1. Rabbit. There are no problems here - rabbits are happy vegans, with a diet based on hay and vegetables. One could argue that the soft pellets they eject and then eat are some sort of animal product, but they are just half-digested vegetation.

2. guinea pigs. Like rabbits, these wonderful little animals thrive on a 100% vegan diet.

3. Hamsters. Since most hamster owners feed their animals commercial hamster food, they may not know exactly what the ingredients in this food are. However, vegetarian and vegan hamster food is also available.

4. Gerbils. Like hamsters, gerbils are omnivores and get along well with a vegan diet. They tend to have sensitive stomachs, so feeding them a high-quality pellet mix is ​​important. Too much fresh food can cause problems

5. Mice. Although they will eat pretty much anything in the wild, mice can also live and thrive vegan; however, it is best to use a feed mix specially prepared for them. This ensures that they are not lacking any of the vitamins and minerals they need.

6. rats. They're the omnivores among rodents, but as long as you feed them a vegan mix that has been fortified with all of the nutrients they need, they will thrive. In fact, rats that eat too much animal fat tend to gain weight and die prematurely.

7. Chickens. When you watch a free range chicken, you quickly realize that it will eat everything - grass, bugs, worms, and everything in your vegetable patch if you are not careful! Most chicken feed mimics this mix of plant and animal ingredients. It is possible to buy vegan chicken feed, however, and there is evidence to suggest that chickens can do well with it. However, they will likely produce fewer eggs, and you won't be able to stop them from scratching for worms and bugs, no matter how vegan the laying pellets are!

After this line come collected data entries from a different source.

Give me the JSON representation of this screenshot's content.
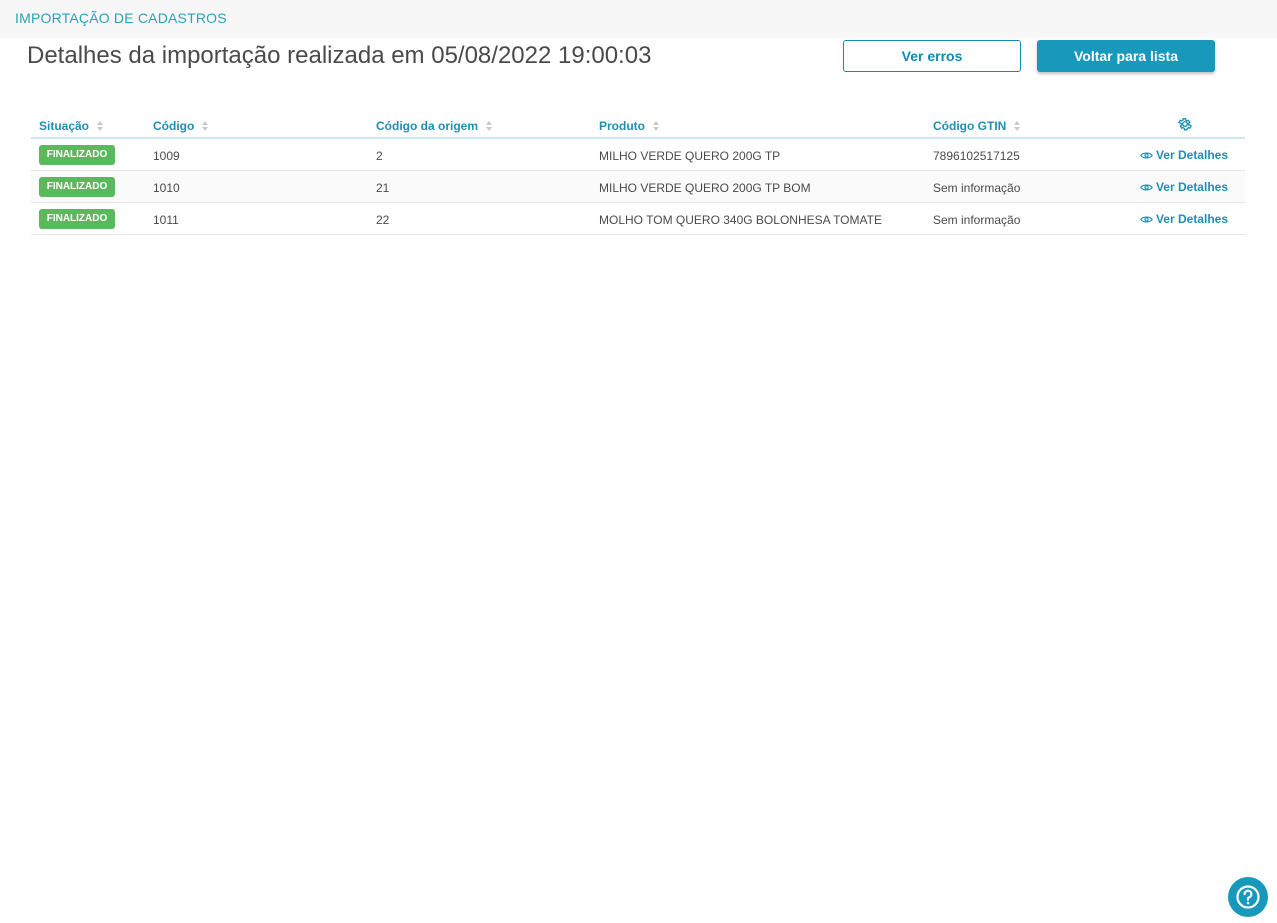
{
  "header": {
    "section_title": "IMPORTAÇÃO DE CADASTROS"
  },
  "page": {
    "title": "Detalhes da importação realizada em 05/08/2022 19:00:03"
  },
  "actions": {
    "errors_label": "Ver erros",
    "back_label": "Voltar para lista"
  },
  "table": {
    "columns": [
      "Situação",
      "Código",
      "Código da origem",
      "Produto",
      "Código GTIN"
    ],
    "rows": [
      {
        "status": "FINALIZADO",
        "code": "1009",
        "origin_code": "2",
        "product": "MILHO VERDE QUERO 200G TP",
        "gtin": "7896102517125",
        "action": "Ver Detalhes"
      },
      {
        "status": "FINALIZADO",
        "code": "1010",
        "origin_code": "21",
        "product": "MILHO VERDE QUERO 200G TP BOM",
        "gtin": "Sem informação",
        "action": "Ver Detalhes"
      },
      {
        "status": "FINALIZADO",
        "code": "1011",
        "origin_code": "22",
        "product": "MOLHO TOM QUERO 340G BOLONHESA TOMATE",
        "gtin": "Sem informação",
        "action": "Ver Detalhes"
      }
    ]
  },
  "colors": {
    "accent": "#1898bb",
    "link": "#1f8fb2",
    "status_success": "#5cb85c"
  },
  "icons": {
    "sort": "sort-icon",
    "settings": "gear-icon",
    "view": "eye-icon",
    "help": "help-icon"
  }
}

8. Budgies and parrots. For vegans there are no obstacles with budgies and parrots, unless the birds are to be used for breeding. Egg hatching female birds need a boost of protein, which is usually provided via egg-based food or cooked meat. But there are also vegan alternatives.

9. Finches. Many species of finches enjoy beetles and mealworms as treats, but these are not an integral part of an adult finch's diet. These birds feed on a mixture of seeds and fresh vegetables.

10. Something for reptile fans. When you think of snakes and lizards, you likely have a picture of dead mice or crickets in mind. However, there are some commonly kept pet reptiles that are 100% vegan, with the green iguana being the most popular. Proper proportion of vegetables is very important for the health of the animal, but meat is certainly something that you shouldn't have to worry about.

There's no shortage of choice when it comes to vegan pets. However, keeping a vegan cat or dog is a much more difficult endeavor. And with all animals, a balanced diet that meets the animal's nutritional needs should be your ultimate goal.